After. Your salary and other non-dividend income use up the personal allowance and the basic/higher-rate bands first; dividends then "stack" on top and are taxed at the dividend rate for whichever band they land in. This is why the same £20,000 of dividends can be taxed very differently depending on your salary.
Do I pay National Insurance on dividends?
No. Dividends are exempt from National Insurance — one of the main reasons they are popular with company directors. They are only subject to dividend tax. Your salary, by contrast, attracts both income tax and NI, which this calculator does not include (use the UK Income Tax Calculator for that).
How do I report and pay dividend tax?
If your dividends are within the £500 allowance, there is nothing to report. Above that, you usually report dividend income through Self Assessment and pay any tax due by 31 January following the tax year. If your only untaxed income is modest dividends, HMRC may instead collect the tax by adjusting your PAYE tax code. Keep dividend vouchers as records.
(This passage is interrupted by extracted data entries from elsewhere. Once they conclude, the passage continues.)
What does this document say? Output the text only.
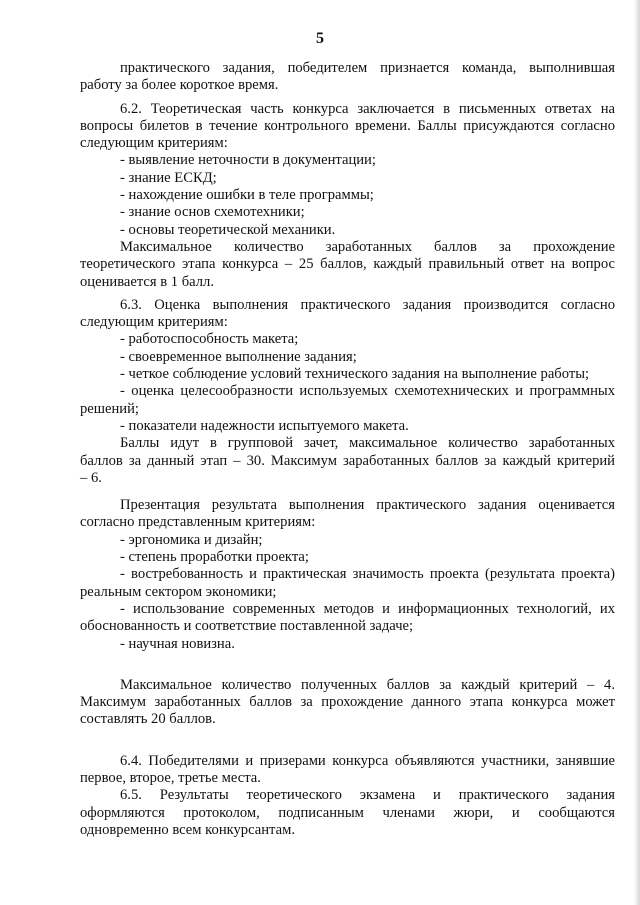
5

практического задания, победителем признается команда, выполнившая
работу за более короткое время.

6.2. Теоретическая часть конкурса заключается в письменных ответах на
вопросы билетов в течение контрольного времени. Баллы присуждаются согласно
следующим критериям:

- выявление неточности в документации;

- знание ЕСКД;

- нахождение ошибки в теле программы;

- знание основ схемотехники;

- основы теоретической механики.

Максимальное количество заработанных баллов за прохождение
теоретического этапа конкурса – 25 баллов, каждый правильный ответ на вопрос
оценивается в 1 балл.

6.3. Оценка выполнения практического задания производится согласно
следующим критериям:

- работоспособность макета;

- своевременное выполнение задания;

- четкое соблюдение условий технического задания на выполнение работы;

- оценка целесообразности используемых схемотехнических и программных
решений;

- показатели надежности испытуемого макета.

Баллы идут в групповой зачет, максимальное количество заработанных
баллов за данный этап – 30. Максимум заработанных баллов за каждый критерий
– 6.

Презентация результата выполнения практического задания оценивается
согласно представленным критериям:

- эргономика и дизайн;

- степень проработки проекта;

- востребованность и практическая значимость проекта (результата проекта)
реальным сектором экономики;

- использование современных методов и информационных технологий, их
обоснованность и соответствие поставленной задаче;

- научная новизна.

Максимальное количество полученных баллов за каждый критерий – 4.
Максимум заработанных баллов за прохождение данного этапа конкурса может
составлять 20 баллов.

6.4. Победителями и призерами конкурса объявляются участники, занявшие
первое, второе, третье места.

6.5. Результаты теоретического экзамена и практического задания
оформляются протоколом, подписанным членами жюри, и сообщаются
одновременно всем конкурсантам.
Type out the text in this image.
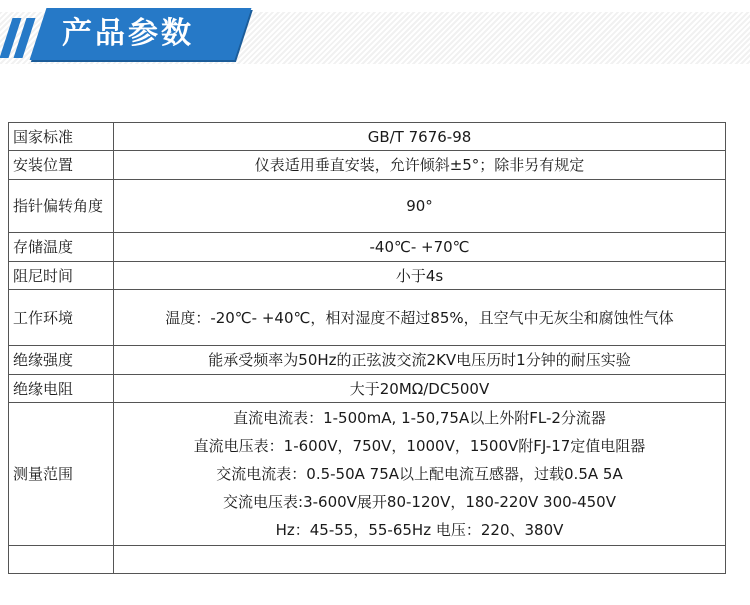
产品参数
国家标准	GB/T 7676-98
安装位置	仪表适用垂直安装，允许倾斜±5°；除非另有规定
指针偏转角度	90°
存储温度	-40℃- +70℃
阻尼时间	小于4s
工作环境	温度：-20℃- +40℃，相对湿度不超过85%，且空气中无灰尘和腐蚀性气体
绝缘强度	能承受频率为50Hz的正弦波交流2KV电压历时1分钟的耐压实验
绝缘电阻	大于20MΩ/DC500V
测量范围	直流电流表：1-500mA, 1-50,75A以上外附FL-2分流器
直流电压表：1-600V，750V，1000V，1500V附FJ-17定值电阻器
交流电流表：0.5-50A 75A以上配电流互感器，过载0.5A 5A
交流电压表:3-600V展开80-120V，180-220V 300-450V
Hz：45-55，55-65Hz 电压：220、380V
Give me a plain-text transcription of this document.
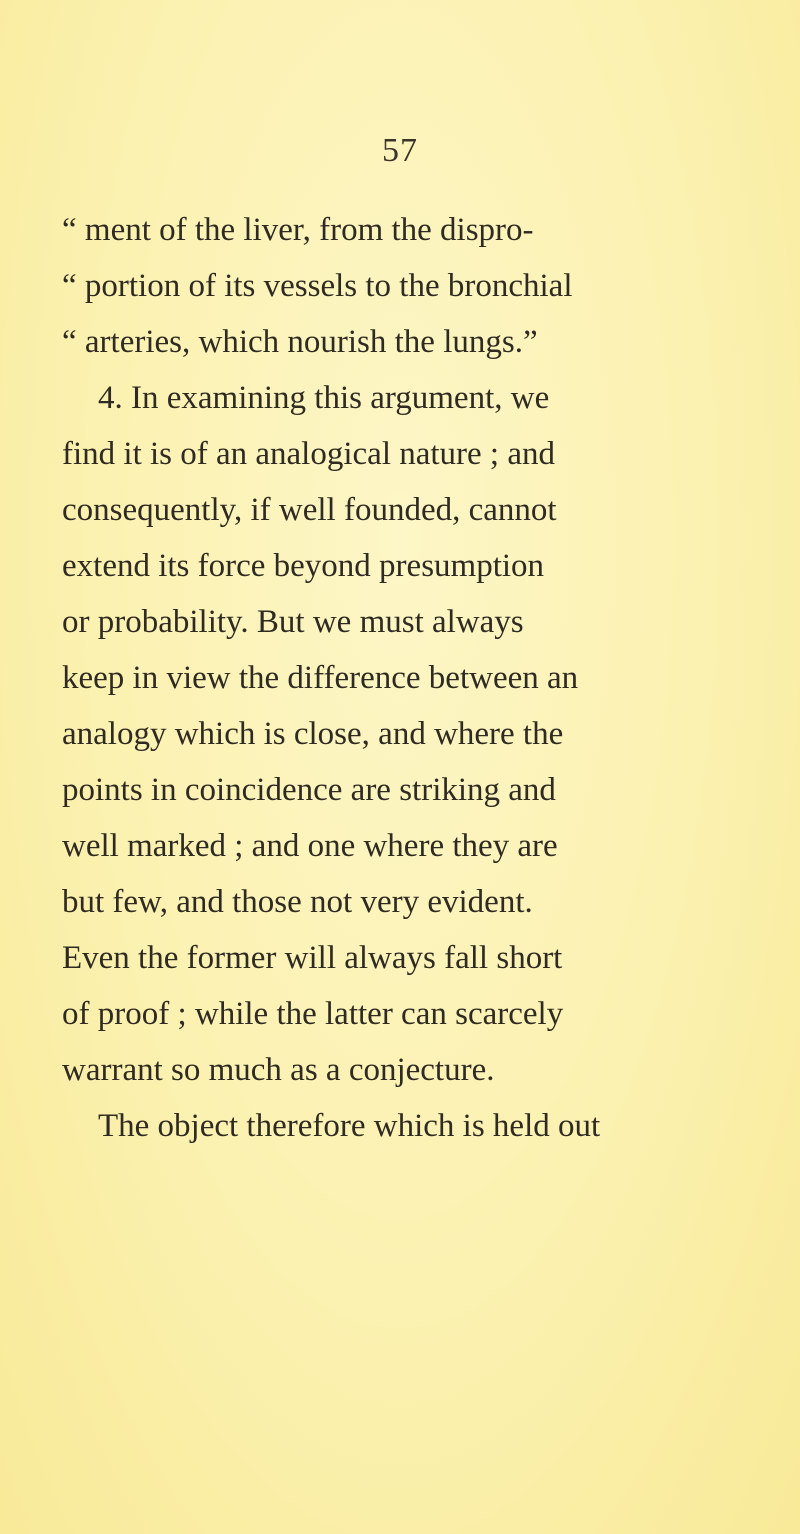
57
“ ment of the liver, from the dispro-
“ portion of its vessels to the bronchial
“ arteries, which nourish the lungs.”
4. In examining this argument, we
find it is of an analogical nature ; and
consequently, if well founded, cannot
extend its force beyond presumption
or probability. But we must always
keep in view the difference between an
analogy which is close, and where the
points in coincidence are striking and
well marked ; and one where they are
but few, and those not very evident.
Even the former will always fall short
of proof ; while the latter can scarcely
warrant so much as a conjecture.
The object therefore which is held out
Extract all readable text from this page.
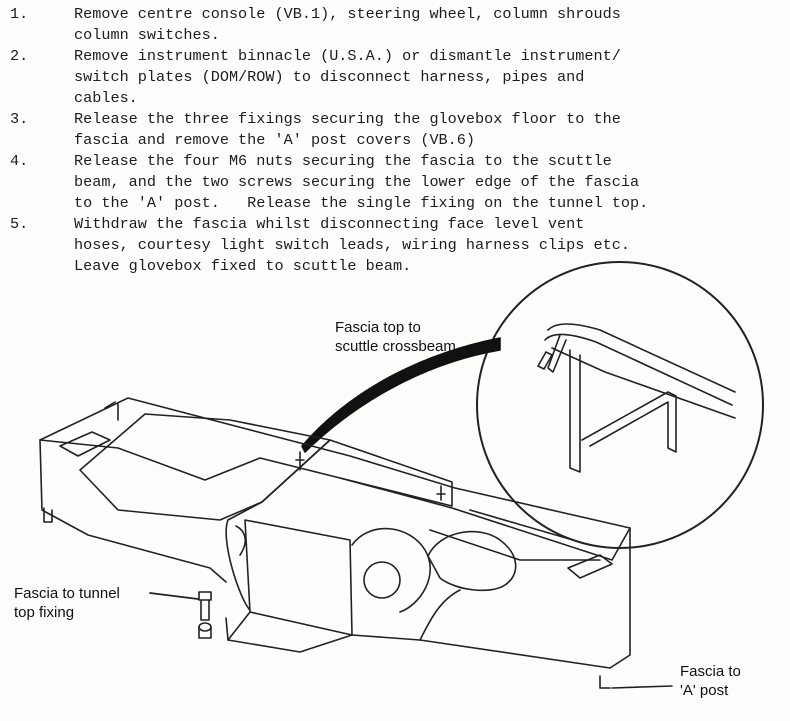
1.	Remove centre console (VB.1), steering wheel, column shrouds
column switches.
2.	Remove instrument binnacle (U.S.A.) or dismantle instrument/
switch plates (DOM/ROW) to disconnect harness, pipes and
cables.
3.	Release the three fixings securing the glovebox floor to the
fascia and remove the 'A' post covers (VB.6)
4.	Release the four M6 nuts securing the fascia to the scuttle
beam, and the two screws securing the lower edge of the fascia
to the 'A' post.   Release the single fixing on the tunnel top.
5.	Withdraw the fascia whilst disconnecting face level vent
hoses, courtesy light switch leads, wiring harness clips etc.
Leave glovebox fixed to scuttle beam.
Fascia top to
scuttle crossbeam
Fascia to tunnel
top fixing
Fascia to
'A' post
Understanding UK Dividend Tax
Dividend tax is how the UK taxes income from company shares — whether you own a few shares in a listed company or you are a director drawing profit from your own limited company. It works differently from income tax on a salary, with its own rates and a separate allowance, and understanding the mechanics is essential for anyone planning how to take money out of a business tax-efficiently.
How dividends are taxed
Dividends sit on top of all your other income. First, your salary and other earnings use up the personal allowance and fill the basic and higher-rate bands. Dividends are then taxed at dividend rates according to which band they fall into: 8.75% for any portion in the basic-rate band, 33.75% in the higher-rate band, and 39.35% in the additional-rate band. The first £500 of dividends (2025/26) is covered by the dividend allowance and taxed at 0% — though it still consumes band space.
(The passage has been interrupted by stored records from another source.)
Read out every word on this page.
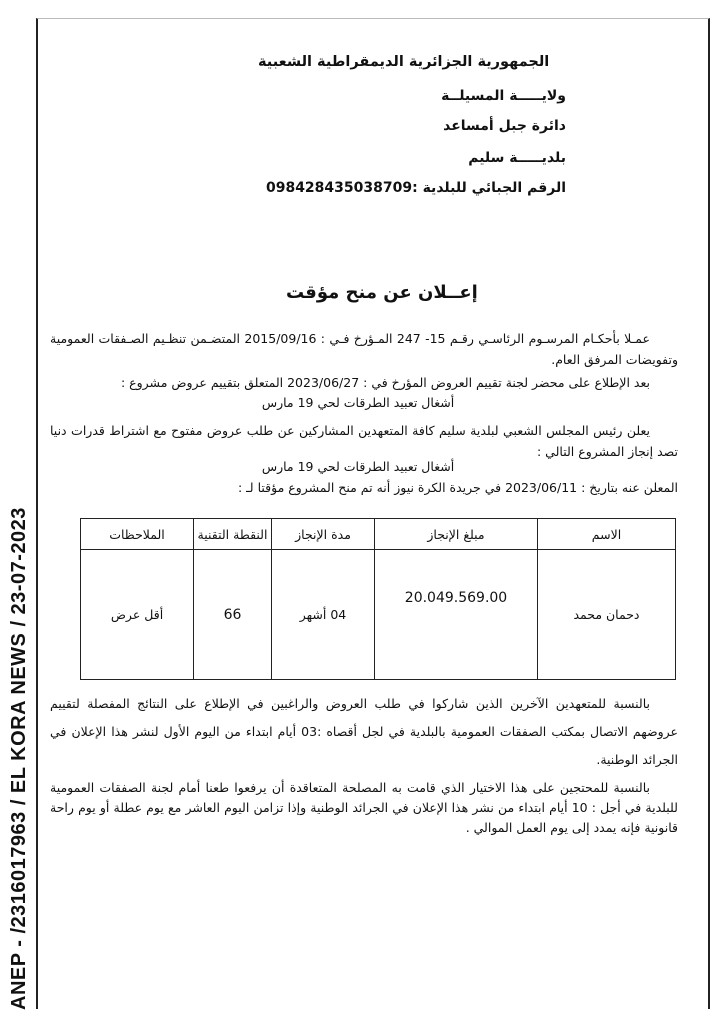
ANEP - /2316017963 / EL KORA NEWS / 23-07-2023
الجمهورية الجزائرية الديمقراطية الشعبية
ولايـــــة المسيلــة
دائرة جبل أمساعد
بلديـــــة سليم
الرقم الجبائي للبلدية :098428435038709
إعــلان عن منح مؤقت
عمـلا بأحكـام المرسـوم الرئاسـي رقـم 15- 247 المـؤرخ فـي : 2015/09/16 المتضـمن تنظـيم الصـفقات العمومية وتفويضات المرفق العام.
بعد الإطلاع على محضر لجنة تقييم العروض المؤرخ في : 2023/06/27 المتعلق بتقييم عروض مشروع :
أشغال تعبيد الطرقات لحي 19 مارس
يعلن رئيس المجلس الشعبي لبلدية سليم كافة المتعهدين المشاركين عن طلب عروض مفتوح مع اشتراط قدرات دنيا تصد إنجاز المشروع التالي :
أشغال تعبيد الطرقات لحي 19 مارس
المعلن عنه بتاريخ : 2023/06/11 في جريدة الكرة نيوز أنه تم منح المشروع مؤقتا لـ :
الاسم	مبلغ الإنجاز	مدة الإنجاز	النقطة التقنية	الملاحظات
دحمان محمد	20.049.569.00	04 أشهر	66	أقل عرض
بالنسبة للمتعهدين الآخرين الذين شاركوا في طلب العروض والراغبين في الإطلاع على النتائج المفصلة لتقييم عروضهم الاتصال بمكتب الصفقات العمومية بالبلدية في لجل أقصاه :03 أيام ابتداء من اليوم الأول لنشر هذا الإعلان في الجرائد الوطنية.
بالنسبة للمحتجين على هذا الاختيار الذي قامت به المصلحة المتعاقدة أن يرفعوا طعنا أمام لجنة الصفقات العمومية للبلدية في أجل : 10 أيام ابتداء من نشر هذا الإعلان في الجرائد الوطنية وإذا تزامن اليوم العاشر مع يوم عطلة أو يوم راحة قانونية فإنه يمدد إلى يوم العمل الموالي .
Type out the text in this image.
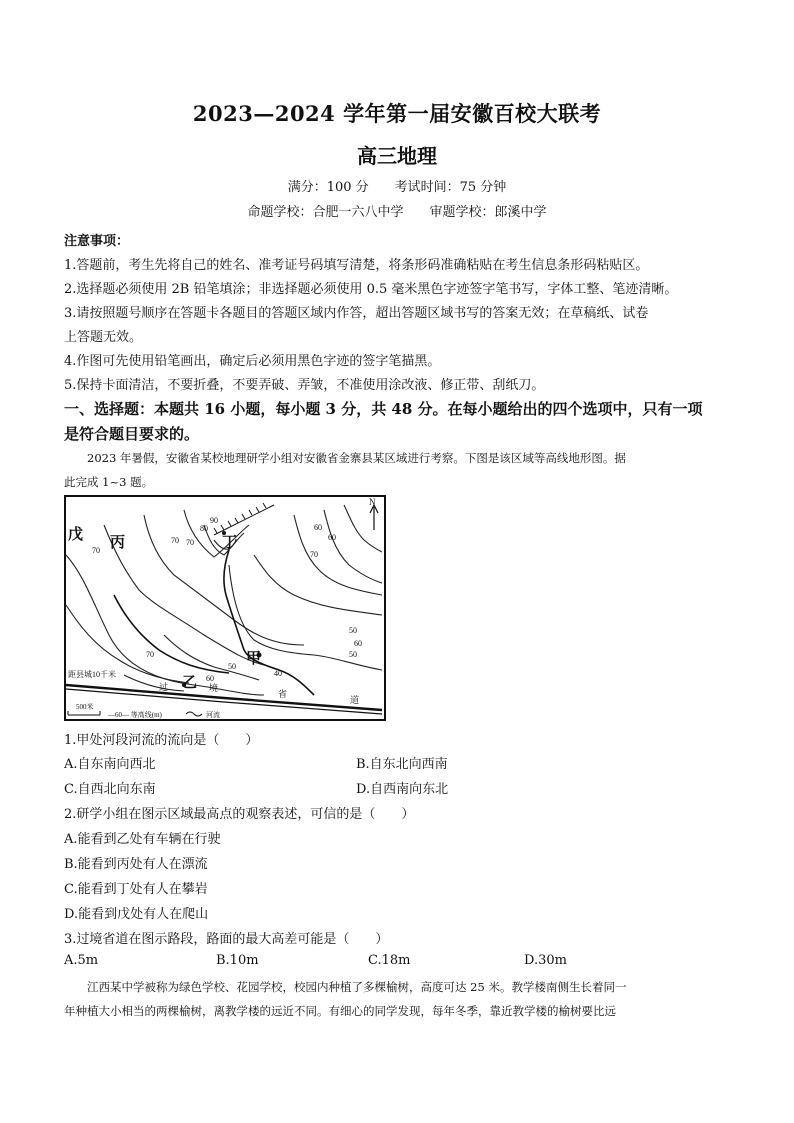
2023—2024 学年第一届安徽百校大联考
高三地理
满分：100 分　　考试时间：75 分钟
命题学校：合肥一六八中学　　审题学校：郎溪中学
注意事项：
1.答题前，考生先将自己的姓名、准考证号码填写清楚，将条形码准确粘贴在考生信息条形码粘贴区。
2.选择题必须使用 2B 铅笔填涂；非选择题必须使用 0.5 毫米黑色字迹签字笔书写，字体工整、笔迹清晰。
3.请按照题号顺序在答题卡各题目的答题区域内作答，超出答题区域书写的答案无效；在草稿纸、试卷
上答题无效。
4.作图可先使用铅笔画出，确定后必须用黑色字迹的签字笔描黑。
5.保持卡面清洁，不要折叠，不要弄破、弄皱，不准使用涂改液、修正带、刮纸刀。
一、选择题：本题共 16 小题，每小题 3 分，共 48 分。在每小题给出的四个选项中，只有一项
是符合题目要求的。
2023 年暑假，安徽省某校地理研学小组对安徽省金寨县某区域进行考察。下图是该区域等高线地形图。据
此完成 1~3 题。
戊 丙	丁
甲
乙
N
70
70 70
80
90
60
60
70
50
60
50
70
50
40
60
距县城10千米
过	境
省
道
500米
—60— 等高线(m)	河流
1.甲处河段河流的流向是（　　）
A.自东南向西北	B.自东北向西南
C.自西北向东南	D.自西南向东北
2.研学小组在图示区域最高点的观察表述，可信的是（　　）
A.能看到乙处有车辆在行驶
B.能看到丙处有人在漂流
C.能看到丁处有人在攀岩
D.能看到戊处有人在爬山
3.过境省道在图示路段，路面的最大高差可能是（　　）
A.5m	B.10m	C.18m	D.30m
江西某中学被称为绿色学校、花园学校，校园内种植了多棵榆树，高度可达 25 米。教学楼南侧生长着同一
年种植大小相当的两棵榆树，离教学楼的远近不同。有细心的同学发现，每年冬季，靠近教学楼的榆树要比远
The shrinking dividend allowance
The dividend allowance has been cut dramatically: £5,000 when introduced in 2016, down to £2,000, then £1,000, and now just £500. Each cut has pulled more small investors and directors into paying dividend tax. For a basic-rate taxpayer the change from a £2,000 to a £500 allowance means up to around £131 more tax a year; for higher-rate payers, considerably more. It makes using ISAs (where dividends are tax-free) more attractive than ever for share investors.
Why directors use salary plus dividends
Owner-directors of limited companies typically pay themselves a modest salary plus dividends. The salary — often set around the personal allowance or the NI threshold — is a deductible business expense and preserves entitlement to the state pension. Dividends are then drawn from post-tax profit. The appeal is that dividends carry no National Insurance and are taxed at lower headline rates than salary. However, because dividends come out of profit that has already paid corporation tax, the combined picture is more nuanced than the headline rates suggest, and the optimal split shifts with corporation-tax changes.
No National Insurance — the key difference
The single biggest distinction between dividends and salary is National Insurance. Salary attracts both income tax and employee (and employer) NI; dividends attract neither. This is why a director taking £50,000 as dividends keeps more than one taking £50,000 as salary — but it also means dividends build no NI contribution record, so a small salary at or above the Lower Earnings Limit is usually retained to protect state-pension and benefit entitlement.
Reporting and planning
Dividends within the £500 allowance need no reporting. Above it, you generally declare them through Self Assessment and pay by 31 January after the tax year, although HMRC can sometimes collect modest amounts through your tax code. Good planning means timing dividends across tax years to stay within lower bands where possible, making full use of ISA allowances for share investments, and modelling the salary/dividend mix each year. This calculator gives you the band-by-band breakdown that planning depends on — but for a tailored strategy, an accountant is well worth the fee.